Les lombrics stockent moins de carbone par temps sec

Les vers de terre et autres animaux qui dégradent les feuilles dans le sol forestier souffriront si les périodes de sécheresse deviennent plus fréquentes en raison du changement climatique. Cela aura des répercussions sur le stockage du carbone, comme le montre une étude de l'Institut de recherches sur la forêt, la neige et le paysage WSL.
Les vers de terre jouent un rôle central dans l'écosystème. Mais si la sécheresse persiste, ils seront de moins en moins nombreux dans le sol. (Photo: Marco Walser, WSL)

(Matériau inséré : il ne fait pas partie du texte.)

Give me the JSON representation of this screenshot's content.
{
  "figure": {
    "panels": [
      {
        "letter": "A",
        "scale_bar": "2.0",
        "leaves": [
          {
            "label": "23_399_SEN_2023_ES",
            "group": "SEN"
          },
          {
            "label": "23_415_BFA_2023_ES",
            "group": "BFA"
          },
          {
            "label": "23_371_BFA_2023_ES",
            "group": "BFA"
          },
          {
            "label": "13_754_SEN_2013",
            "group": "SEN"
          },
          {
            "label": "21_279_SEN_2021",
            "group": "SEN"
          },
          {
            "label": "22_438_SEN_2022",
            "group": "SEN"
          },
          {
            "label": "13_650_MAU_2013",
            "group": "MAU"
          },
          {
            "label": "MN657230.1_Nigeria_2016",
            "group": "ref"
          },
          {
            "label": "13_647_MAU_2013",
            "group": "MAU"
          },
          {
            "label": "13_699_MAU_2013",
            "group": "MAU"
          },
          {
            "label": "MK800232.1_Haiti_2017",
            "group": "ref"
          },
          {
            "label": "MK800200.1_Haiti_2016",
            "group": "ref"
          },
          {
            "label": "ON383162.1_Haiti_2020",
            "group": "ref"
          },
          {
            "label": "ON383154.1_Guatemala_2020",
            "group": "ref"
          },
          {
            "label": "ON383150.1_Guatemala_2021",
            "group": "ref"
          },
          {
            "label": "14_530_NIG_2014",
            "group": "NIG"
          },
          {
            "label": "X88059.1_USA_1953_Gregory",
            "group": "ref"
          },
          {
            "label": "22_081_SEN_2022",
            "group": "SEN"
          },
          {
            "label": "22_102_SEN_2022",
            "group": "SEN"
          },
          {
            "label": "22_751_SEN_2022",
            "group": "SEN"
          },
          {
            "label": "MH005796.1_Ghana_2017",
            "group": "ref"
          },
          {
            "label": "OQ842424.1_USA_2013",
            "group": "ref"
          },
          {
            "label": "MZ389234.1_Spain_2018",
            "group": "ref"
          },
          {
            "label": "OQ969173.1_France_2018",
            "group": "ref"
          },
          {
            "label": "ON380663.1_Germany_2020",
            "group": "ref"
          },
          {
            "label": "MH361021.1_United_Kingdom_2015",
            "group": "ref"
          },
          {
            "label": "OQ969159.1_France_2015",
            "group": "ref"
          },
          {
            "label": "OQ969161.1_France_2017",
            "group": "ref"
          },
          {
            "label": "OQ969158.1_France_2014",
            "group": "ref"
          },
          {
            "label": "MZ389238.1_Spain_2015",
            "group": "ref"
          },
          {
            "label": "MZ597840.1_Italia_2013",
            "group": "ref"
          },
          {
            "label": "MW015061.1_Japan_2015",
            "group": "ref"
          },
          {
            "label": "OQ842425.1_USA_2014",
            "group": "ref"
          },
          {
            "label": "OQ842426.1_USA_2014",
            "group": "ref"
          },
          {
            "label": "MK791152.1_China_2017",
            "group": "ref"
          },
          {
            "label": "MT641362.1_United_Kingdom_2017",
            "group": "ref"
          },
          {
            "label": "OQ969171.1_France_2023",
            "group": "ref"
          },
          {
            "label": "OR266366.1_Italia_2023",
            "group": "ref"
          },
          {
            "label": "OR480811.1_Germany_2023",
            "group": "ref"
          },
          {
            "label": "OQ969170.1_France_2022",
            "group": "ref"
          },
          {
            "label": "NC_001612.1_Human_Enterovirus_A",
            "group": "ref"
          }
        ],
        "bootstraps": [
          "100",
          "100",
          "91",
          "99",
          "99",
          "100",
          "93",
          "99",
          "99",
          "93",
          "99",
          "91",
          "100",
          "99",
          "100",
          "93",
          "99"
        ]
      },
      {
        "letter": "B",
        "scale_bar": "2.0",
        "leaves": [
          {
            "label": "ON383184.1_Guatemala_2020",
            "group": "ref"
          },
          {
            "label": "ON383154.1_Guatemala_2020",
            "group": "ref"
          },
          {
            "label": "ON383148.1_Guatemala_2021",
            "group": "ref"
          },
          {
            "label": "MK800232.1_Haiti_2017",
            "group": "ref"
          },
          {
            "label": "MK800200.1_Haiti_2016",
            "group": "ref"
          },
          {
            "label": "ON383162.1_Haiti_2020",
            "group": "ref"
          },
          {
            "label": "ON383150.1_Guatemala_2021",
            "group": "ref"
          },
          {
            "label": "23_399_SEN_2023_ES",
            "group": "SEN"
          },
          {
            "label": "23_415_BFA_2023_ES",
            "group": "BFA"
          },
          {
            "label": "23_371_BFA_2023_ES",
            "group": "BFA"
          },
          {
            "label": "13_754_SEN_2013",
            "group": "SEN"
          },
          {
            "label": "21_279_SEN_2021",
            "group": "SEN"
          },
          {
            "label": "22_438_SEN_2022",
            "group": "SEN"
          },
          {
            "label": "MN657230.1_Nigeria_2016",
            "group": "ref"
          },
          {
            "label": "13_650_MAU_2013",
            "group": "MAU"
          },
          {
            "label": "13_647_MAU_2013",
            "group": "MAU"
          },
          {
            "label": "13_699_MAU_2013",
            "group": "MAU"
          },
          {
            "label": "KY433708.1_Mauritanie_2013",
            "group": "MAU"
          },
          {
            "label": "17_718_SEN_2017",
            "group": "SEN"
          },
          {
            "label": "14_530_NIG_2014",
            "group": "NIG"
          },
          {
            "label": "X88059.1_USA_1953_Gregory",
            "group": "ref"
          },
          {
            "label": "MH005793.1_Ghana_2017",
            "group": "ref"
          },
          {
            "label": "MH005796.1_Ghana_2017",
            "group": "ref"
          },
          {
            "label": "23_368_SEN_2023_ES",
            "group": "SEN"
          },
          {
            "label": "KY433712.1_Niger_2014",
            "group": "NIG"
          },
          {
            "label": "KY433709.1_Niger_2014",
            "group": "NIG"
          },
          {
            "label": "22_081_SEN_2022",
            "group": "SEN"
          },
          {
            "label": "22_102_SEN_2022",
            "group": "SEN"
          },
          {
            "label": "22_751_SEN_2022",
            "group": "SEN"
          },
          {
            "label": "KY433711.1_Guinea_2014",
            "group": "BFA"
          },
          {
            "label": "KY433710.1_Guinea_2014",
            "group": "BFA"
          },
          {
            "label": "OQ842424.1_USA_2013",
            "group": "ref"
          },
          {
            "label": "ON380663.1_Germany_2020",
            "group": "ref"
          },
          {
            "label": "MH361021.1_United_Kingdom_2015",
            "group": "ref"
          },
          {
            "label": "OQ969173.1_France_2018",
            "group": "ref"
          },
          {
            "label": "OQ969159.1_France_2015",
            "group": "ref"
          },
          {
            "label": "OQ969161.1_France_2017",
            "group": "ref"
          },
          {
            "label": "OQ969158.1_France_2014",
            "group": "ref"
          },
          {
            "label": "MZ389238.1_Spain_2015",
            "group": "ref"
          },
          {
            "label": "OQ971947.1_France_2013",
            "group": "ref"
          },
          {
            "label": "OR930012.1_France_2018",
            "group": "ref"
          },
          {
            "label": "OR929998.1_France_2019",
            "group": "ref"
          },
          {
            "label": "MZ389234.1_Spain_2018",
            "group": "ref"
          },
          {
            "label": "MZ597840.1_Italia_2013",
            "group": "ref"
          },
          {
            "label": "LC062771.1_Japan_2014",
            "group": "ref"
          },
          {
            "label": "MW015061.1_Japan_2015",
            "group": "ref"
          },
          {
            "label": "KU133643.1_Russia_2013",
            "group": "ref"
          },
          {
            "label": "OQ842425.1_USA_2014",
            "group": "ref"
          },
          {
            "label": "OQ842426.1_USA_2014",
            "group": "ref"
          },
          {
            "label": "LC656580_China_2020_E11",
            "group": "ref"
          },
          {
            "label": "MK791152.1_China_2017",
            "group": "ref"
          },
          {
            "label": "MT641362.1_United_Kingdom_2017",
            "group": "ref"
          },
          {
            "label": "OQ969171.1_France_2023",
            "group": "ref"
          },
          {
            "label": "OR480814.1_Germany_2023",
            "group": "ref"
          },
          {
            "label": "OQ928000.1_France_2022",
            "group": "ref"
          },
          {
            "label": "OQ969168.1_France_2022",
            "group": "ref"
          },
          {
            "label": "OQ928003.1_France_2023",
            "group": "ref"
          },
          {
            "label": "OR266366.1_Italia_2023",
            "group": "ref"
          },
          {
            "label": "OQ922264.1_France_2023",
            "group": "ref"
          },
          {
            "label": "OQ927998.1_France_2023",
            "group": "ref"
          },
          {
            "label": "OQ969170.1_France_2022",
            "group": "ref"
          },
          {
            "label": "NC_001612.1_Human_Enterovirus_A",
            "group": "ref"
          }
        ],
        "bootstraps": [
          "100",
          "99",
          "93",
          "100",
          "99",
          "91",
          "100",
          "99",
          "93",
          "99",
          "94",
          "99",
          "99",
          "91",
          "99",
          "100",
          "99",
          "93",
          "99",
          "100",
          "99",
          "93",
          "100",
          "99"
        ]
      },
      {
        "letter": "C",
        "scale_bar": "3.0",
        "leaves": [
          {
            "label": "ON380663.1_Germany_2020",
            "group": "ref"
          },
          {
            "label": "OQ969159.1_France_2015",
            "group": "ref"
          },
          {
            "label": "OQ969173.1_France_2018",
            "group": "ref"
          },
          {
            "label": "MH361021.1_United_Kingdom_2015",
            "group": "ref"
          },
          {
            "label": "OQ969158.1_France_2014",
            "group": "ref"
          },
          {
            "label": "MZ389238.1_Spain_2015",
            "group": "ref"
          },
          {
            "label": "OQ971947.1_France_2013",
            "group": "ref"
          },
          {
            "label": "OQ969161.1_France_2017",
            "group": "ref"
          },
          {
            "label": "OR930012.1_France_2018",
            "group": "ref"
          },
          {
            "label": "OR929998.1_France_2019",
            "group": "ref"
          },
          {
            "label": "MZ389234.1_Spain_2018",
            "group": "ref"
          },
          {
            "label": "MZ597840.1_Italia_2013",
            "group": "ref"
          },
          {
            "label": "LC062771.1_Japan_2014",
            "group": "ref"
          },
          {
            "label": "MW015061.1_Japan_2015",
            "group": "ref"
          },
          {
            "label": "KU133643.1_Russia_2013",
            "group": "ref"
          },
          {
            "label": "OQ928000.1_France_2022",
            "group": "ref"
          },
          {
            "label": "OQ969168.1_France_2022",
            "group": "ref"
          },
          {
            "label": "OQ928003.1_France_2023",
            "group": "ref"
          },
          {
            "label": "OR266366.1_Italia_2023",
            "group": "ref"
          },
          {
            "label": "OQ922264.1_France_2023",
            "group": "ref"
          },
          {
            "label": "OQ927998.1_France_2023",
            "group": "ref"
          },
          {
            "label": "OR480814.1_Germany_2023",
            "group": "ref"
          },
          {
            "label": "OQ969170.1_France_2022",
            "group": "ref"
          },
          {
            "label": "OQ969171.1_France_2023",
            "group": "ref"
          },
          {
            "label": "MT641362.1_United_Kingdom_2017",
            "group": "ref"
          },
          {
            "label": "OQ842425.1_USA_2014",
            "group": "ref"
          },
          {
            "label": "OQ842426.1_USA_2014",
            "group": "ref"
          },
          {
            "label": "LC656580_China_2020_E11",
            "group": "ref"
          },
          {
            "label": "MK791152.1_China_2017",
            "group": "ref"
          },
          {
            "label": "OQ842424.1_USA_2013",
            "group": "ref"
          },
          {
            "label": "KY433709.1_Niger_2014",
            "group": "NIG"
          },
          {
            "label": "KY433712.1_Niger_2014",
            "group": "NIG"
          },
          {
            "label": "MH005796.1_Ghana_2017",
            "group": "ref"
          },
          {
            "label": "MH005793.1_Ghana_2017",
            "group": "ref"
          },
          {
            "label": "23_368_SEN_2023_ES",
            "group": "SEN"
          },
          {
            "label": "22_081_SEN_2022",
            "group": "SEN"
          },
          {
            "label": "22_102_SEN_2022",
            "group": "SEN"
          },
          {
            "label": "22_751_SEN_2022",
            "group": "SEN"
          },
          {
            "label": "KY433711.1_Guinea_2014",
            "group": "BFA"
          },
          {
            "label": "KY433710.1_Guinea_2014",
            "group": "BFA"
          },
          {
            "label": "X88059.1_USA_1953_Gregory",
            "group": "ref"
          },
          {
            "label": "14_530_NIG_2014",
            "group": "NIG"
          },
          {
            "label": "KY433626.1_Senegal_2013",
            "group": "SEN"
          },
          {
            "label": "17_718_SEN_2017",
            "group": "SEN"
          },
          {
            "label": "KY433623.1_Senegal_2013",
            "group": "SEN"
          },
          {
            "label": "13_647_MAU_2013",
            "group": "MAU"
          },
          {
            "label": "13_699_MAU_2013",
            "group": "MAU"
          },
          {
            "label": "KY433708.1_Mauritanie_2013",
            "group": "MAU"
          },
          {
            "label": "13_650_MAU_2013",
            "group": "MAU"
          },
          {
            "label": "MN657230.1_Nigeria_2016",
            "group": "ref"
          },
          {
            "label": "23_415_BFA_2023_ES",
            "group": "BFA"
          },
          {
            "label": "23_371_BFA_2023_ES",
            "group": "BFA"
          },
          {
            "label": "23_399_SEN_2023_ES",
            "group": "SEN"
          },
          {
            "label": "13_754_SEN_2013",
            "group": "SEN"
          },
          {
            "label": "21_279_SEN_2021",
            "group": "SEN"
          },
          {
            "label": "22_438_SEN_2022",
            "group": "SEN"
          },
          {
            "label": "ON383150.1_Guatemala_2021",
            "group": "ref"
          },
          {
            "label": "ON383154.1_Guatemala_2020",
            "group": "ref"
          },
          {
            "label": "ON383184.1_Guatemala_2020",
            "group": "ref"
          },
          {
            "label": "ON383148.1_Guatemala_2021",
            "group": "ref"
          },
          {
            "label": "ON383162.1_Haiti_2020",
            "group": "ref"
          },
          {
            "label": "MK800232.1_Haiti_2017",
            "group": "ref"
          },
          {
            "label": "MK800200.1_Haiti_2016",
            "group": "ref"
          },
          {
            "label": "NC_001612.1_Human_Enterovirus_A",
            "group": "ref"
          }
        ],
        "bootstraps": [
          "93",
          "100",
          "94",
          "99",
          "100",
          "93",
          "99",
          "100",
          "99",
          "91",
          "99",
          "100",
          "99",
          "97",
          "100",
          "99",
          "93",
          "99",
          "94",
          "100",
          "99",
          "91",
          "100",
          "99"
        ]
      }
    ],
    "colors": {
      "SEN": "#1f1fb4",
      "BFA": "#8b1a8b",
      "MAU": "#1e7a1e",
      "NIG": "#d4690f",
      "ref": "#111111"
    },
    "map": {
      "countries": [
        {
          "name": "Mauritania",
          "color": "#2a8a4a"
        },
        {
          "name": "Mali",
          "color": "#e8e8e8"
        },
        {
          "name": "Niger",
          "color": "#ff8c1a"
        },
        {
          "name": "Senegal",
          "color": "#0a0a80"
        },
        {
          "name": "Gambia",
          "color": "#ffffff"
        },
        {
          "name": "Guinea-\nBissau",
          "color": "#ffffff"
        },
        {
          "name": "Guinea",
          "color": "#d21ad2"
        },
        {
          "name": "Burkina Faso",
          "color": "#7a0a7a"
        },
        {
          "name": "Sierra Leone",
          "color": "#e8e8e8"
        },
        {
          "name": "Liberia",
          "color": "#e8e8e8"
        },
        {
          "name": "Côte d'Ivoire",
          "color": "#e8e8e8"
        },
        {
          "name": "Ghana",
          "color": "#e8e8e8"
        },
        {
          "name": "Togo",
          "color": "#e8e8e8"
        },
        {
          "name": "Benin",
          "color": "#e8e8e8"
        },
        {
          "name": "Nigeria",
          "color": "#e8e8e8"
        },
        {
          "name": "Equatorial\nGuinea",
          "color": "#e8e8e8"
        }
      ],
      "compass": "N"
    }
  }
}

Les organismes du sol, en particulier les vers de terre, décomposent les feuilles et autres matières mortes, ce qui libère des nutriments et fertilise le sol. Ils stockent aussi du carbone dans le sol, contribuant ainsi à lutter contre le changement climatique. Mais en cas de sécheresse, lombrics, cloportes et compagnie se retirent dans les couches profondes du sol ou entrent en léthargie.

Une équipe de recherche dirigée par le WSL vient d'étudier l'impact du manque d'eau en forêt sur ces processus – du moins indirectement. Dans le Bois de Finges, en Valais, les scientifiques ont relevé l'abondance de la faune du sol, la décomposition de la matière organique et le stockage du carbone. Une expérience de longue durée du WSL qui est menée dans cette pinède depuis 2003 leur a offert une plate-forme unique: une partie des parcelles forestières est irriguée artificiellement en été, tandis que le reste du site est exposé à la sécheresse naturelle.

Le manque d'eau inhibe la faune du sol

Les vers de terre étaient beaucoup plus nombreux sur les placettes irriguées que sur les placettes non irriguées. Les animaux plus petits tels que les collemboles et les cloportes, qui sont également d'une grande importance pour la décomposition des feuilles mortes, étaient également beaucoup plus nombreux sur les parcelles irriguées. En conséquence, la matière organique décomposée dans le sol était également plus abondante. Les scientifiques l'ont démontré en enterrant des feuilles mortes dans de petits filets aux mailles plus ou moins larges, qui laissaient passer les animaux en fonction de leur taille.

Dans la perspective du changement climatique, ce constat est important, car si les animaux du sol se nourrissent abondamment, ils fixent finalement le carbone du CO2 atmosphérique dans l'humus du sol, où il est alors stocké sur de longues périodes. «Si les sols forestiers deviennent trop secs, l'abondance de la faune du sol et son activité sont réduites, et les forêts peuvent absorber moins de carbone à long terme », explique Frank Hagedorn, responsable de l'étude et chef du groupe Biogéochimie au WSL. En Suisse et dans toute l'Europe, les sols secs contiennent nettement moins de carbone que les sols humides. «Notre étude a montré que la faune du sol joue un rôle important.» En d'autres termes, les vers de terre, cloportes et autres sont responsables du fait que les sols secs contiennent moins d'humus et sont moins fertiles. Ils sont les plus sensibles à la sécheresse, plus encore que les champignons ou les micro-organismes.

Frank Hagedorn se dit surpris de la rapidité avec laquelle les différences se sont fait sentir.  «L'humus se forme sur des centaines ou des milliers d'années. Nous ne nous attendions pas à constater des différences dans le carbone stocké après à peine dix ans.» L'étude démontre l'importance de la faune du sol dans le cycle du carbone dans les forêts. À l'avenir, il faudra leur accorder plus d'attention dans les programmes de suivi à long terme de la forêt et dans les études sur le changement climatique.